Les accords de diversité concernent fréquemment la diversité sociale. Il faut dire que le sujet moins polémique et que la diversité sociale, ou plutôt l'inégalité sociale peut être un facteur de rassemblement. Ceux qui traitent de diversité à raison de l'origine se rendent bien compte que les discriminations qui sont liées à l'origine sont en général couplées avec des questions d'inégalité sociale.
Or, les accords d'égalité professionnelle font peu de place à l'inégalité. Rares sont ceux qui abordent la situation des femmes travaillant à temps partiel – choisi ou subi alors que certains accords de diversité en parlent. En fait, l'inégalité sociale serait peut-être mieux abordée par les accords de diversité que par les accords d'égalité professionnelle. Quoi qu'il en soit, nous devons réfléchir à l'inégalité sociale qui frappe certaines catégories de femmes.

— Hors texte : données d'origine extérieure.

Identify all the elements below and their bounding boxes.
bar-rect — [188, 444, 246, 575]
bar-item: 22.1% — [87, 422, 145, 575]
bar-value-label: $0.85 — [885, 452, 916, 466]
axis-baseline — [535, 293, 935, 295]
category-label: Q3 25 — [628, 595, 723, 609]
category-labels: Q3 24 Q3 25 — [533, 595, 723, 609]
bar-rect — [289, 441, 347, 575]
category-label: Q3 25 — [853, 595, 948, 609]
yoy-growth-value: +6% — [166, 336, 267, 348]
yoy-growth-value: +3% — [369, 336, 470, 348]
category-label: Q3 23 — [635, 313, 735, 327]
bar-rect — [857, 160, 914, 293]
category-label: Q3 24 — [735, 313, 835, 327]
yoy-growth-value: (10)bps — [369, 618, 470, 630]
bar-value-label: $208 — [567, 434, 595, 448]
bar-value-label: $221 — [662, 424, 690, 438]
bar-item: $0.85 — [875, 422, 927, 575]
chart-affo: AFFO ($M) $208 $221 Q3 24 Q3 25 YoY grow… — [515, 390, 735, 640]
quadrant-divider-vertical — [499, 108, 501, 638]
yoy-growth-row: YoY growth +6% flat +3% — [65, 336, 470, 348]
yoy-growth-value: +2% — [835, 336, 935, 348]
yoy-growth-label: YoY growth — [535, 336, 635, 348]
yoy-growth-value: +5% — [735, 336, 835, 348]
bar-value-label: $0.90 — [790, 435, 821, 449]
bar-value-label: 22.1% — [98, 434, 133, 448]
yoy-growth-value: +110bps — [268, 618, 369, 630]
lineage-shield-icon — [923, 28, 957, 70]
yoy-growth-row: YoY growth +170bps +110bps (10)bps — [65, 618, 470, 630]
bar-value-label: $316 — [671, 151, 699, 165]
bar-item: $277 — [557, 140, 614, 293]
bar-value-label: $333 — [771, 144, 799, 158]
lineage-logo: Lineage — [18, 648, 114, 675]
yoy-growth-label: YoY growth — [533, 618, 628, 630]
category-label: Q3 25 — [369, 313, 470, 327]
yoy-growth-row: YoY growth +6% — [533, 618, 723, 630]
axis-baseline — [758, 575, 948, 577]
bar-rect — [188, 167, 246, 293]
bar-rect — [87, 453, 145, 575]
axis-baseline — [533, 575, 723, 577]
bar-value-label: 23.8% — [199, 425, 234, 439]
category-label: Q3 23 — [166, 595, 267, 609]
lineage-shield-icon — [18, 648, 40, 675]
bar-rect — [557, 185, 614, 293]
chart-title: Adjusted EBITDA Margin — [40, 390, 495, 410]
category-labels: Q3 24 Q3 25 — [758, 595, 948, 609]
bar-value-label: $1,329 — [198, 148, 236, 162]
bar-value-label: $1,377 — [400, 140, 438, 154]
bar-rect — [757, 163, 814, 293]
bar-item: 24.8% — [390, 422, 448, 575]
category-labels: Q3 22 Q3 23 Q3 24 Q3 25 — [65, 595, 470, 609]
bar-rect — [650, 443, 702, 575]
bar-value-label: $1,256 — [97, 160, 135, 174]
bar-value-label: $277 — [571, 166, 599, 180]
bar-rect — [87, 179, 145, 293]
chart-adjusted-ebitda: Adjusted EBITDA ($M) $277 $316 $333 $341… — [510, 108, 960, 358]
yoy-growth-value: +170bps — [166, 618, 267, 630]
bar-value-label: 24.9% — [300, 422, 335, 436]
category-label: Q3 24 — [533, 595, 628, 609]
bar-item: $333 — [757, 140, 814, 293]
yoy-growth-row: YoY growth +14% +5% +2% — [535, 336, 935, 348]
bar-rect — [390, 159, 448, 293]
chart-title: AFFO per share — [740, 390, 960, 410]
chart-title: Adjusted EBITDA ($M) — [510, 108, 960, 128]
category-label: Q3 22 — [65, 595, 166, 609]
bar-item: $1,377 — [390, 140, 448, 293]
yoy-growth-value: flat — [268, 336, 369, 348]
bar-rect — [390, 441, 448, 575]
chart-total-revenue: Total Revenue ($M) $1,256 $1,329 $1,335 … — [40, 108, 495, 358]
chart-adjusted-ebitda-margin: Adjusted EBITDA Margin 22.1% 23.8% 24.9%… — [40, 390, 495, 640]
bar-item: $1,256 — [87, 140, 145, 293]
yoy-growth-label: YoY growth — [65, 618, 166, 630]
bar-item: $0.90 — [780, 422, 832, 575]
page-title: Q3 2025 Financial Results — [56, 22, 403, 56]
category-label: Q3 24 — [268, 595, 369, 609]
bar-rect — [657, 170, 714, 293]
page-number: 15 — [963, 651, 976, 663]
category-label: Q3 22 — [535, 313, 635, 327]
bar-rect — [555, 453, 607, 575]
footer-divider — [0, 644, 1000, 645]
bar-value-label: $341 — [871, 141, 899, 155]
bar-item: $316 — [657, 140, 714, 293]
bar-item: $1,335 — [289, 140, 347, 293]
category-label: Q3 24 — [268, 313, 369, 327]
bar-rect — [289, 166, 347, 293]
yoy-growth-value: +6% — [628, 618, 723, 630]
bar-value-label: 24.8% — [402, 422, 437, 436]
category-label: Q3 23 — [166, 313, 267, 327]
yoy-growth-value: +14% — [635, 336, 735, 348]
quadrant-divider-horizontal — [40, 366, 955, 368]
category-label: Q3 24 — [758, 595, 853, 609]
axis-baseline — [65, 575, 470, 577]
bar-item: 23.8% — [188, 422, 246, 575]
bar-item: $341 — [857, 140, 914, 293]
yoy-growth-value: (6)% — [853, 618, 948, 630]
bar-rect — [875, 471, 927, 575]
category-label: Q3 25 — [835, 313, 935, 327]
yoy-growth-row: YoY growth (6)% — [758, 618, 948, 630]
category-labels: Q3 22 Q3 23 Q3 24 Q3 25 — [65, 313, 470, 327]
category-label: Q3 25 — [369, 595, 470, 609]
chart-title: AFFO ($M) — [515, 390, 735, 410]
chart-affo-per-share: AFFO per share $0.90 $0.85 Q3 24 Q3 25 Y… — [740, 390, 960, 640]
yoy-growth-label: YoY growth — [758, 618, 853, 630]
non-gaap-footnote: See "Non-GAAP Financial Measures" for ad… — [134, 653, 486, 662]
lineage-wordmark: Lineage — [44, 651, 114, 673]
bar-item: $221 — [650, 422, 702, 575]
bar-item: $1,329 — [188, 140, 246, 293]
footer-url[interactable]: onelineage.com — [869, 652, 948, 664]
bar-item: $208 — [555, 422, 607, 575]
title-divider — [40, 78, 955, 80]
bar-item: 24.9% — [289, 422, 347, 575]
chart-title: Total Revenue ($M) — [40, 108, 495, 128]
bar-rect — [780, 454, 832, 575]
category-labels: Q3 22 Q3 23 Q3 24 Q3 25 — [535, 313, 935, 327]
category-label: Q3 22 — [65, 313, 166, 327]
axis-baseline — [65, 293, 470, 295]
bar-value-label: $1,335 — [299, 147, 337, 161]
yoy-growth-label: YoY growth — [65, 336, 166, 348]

Il serait intéressant de proposer au Conseil supérieur de l'égalité professionnelle, où siègent des syndicalistes, des entreprises et des chercheurs, de lancer cette réflexion et de travailler sur les accords. Il examinerait les problèmes qu'a pu rencontrer telle entreprise, les raisons pour lesquelles elle n'a pas abordé telle ou telle question, etc. Je ne suis pas une fanatique des « bonnes pratiques », mais c'est au cours des débats de ce type que l'on peut développer une nouvelle problématique et une nouvelle logique d'action.